I’m proud to say I was part of this program, and that I was able to come back and give back at least a small percentage of what it gave me when I became a mentor. Unfortunately I was only able to return for one year. Academics, band practice, and eventually my own stint at theatre, took up a chunk of my time, and a growing girl can’t miss sleep. But Inside Out definitely gave me the tools I needed to keep myself busy in high school. Theatre became a huge part of my life. In 10th grade I co-founded my high school’s theatre program, the Better Angels (coined from a speech by Abraham Lincoln, also my alma mater.) And although I graduated and moved on and the Better Angels unfortunately returned to the abyss, I can’t imagine what my life would have been like without the theatre. I still make time to catch a show once in a while.
I am currently a student at Cal Poly Pomona, finally settled into a major (Hospitality Management) after a series of trial balloons under several others.
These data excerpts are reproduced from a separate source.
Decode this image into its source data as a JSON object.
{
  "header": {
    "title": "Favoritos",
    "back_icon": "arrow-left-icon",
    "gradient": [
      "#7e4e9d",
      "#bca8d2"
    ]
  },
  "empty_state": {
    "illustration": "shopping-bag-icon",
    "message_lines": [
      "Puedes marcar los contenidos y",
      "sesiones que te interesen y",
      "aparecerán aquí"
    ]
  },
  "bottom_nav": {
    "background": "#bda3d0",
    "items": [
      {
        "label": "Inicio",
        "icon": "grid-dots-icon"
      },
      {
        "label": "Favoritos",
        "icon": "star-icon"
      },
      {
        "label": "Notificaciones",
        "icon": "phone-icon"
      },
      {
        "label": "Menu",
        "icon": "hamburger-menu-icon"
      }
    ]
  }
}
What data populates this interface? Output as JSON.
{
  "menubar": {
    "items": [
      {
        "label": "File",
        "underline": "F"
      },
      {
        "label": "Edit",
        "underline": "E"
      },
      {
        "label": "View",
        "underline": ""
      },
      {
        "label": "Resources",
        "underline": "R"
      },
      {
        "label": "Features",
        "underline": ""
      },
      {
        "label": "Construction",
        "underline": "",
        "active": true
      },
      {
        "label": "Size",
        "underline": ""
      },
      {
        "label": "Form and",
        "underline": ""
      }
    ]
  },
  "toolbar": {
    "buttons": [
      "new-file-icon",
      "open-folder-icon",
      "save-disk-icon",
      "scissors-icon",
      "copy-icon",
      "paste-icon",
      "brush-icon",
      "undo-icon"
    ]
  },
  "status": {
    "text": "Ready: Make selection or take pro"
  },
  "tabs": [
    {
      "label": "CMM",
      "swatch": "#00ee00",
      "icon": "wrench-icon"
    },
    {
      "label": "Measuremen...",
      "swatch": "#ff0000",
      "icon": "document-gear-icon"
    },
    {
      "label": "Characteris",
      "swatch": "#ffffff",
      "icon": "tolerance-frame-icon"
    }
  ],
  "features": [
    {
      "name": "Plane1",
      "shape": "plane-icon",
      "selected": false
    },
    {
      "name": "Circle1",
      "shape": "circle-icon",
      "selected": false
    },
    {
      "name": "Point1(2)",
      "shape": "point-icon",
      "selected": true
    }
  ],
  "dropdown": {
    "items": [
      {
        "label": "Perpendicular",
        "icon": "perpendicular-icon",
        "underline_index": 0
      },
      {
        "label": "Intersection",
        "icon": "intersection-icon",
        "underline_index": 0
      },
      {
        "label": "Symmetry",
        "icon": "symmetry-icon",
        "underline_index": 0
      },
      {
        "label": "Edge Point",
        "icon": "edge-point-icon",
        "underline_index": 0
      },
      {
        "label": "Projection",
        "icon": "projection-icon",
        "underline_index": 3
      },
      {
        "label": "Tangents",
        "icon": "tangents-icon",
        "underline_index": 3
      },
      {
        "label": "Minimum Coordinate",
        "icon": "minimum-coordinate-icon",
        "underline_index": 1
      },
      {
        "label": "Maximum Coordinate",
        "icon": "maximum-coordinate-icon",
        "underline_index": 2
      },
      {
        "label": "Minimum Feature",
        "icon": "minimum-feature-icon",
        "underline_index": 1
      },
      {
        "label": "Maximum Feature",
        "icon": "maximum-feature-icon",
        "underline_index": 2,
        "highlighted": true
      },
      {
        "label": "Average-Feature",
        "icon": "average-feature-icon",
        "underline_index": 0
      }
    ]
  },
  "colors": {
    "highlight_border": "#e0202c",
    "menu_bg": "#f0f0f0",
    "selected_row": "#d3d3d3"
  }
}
I studied Theatre briefly at Cal Poly as well as foreign languages (I learned French in high school and German in college, and I know Spanish which is, by genetics, a given) before I decided that I actually would like to graduate and get the heck out of Pomona. I’m currently a supervisor at a Holiday Inn, and naturally a supervisor is the one working with the front-line employees, helping them, reminding them of the task at hand, encouraging, listening rather than speaking. I have Inside Out to thank for giving me courage and the voice to overcome the powerful shyness I had when I was little.
If life seemed difficult and angst-y and confusing when I was twelve, I sure miss it. Right now I’m currently taking on the important task of growing up, being a self-provider, and becoming part of the working world. If I had the time I would have given back more often, and do it wholeheartedly. People underestimate the power of company and openness. Why Inside Out has not expanded nationally baffles me. In this program, I have met some of the most wonderful people and learned valuable, sincere life lessons. Inside Out provided me with the companionship of wise and caring individuals who have encourage and advised me. And when you’re twelve, you need that just as much as you need sustenance and shelter. If I could sum it up in 3 words, it’d be the phrase: nurturing creativity & individuality (ampersands are not words! ☺)
Inside Out; from my heart, I thank you.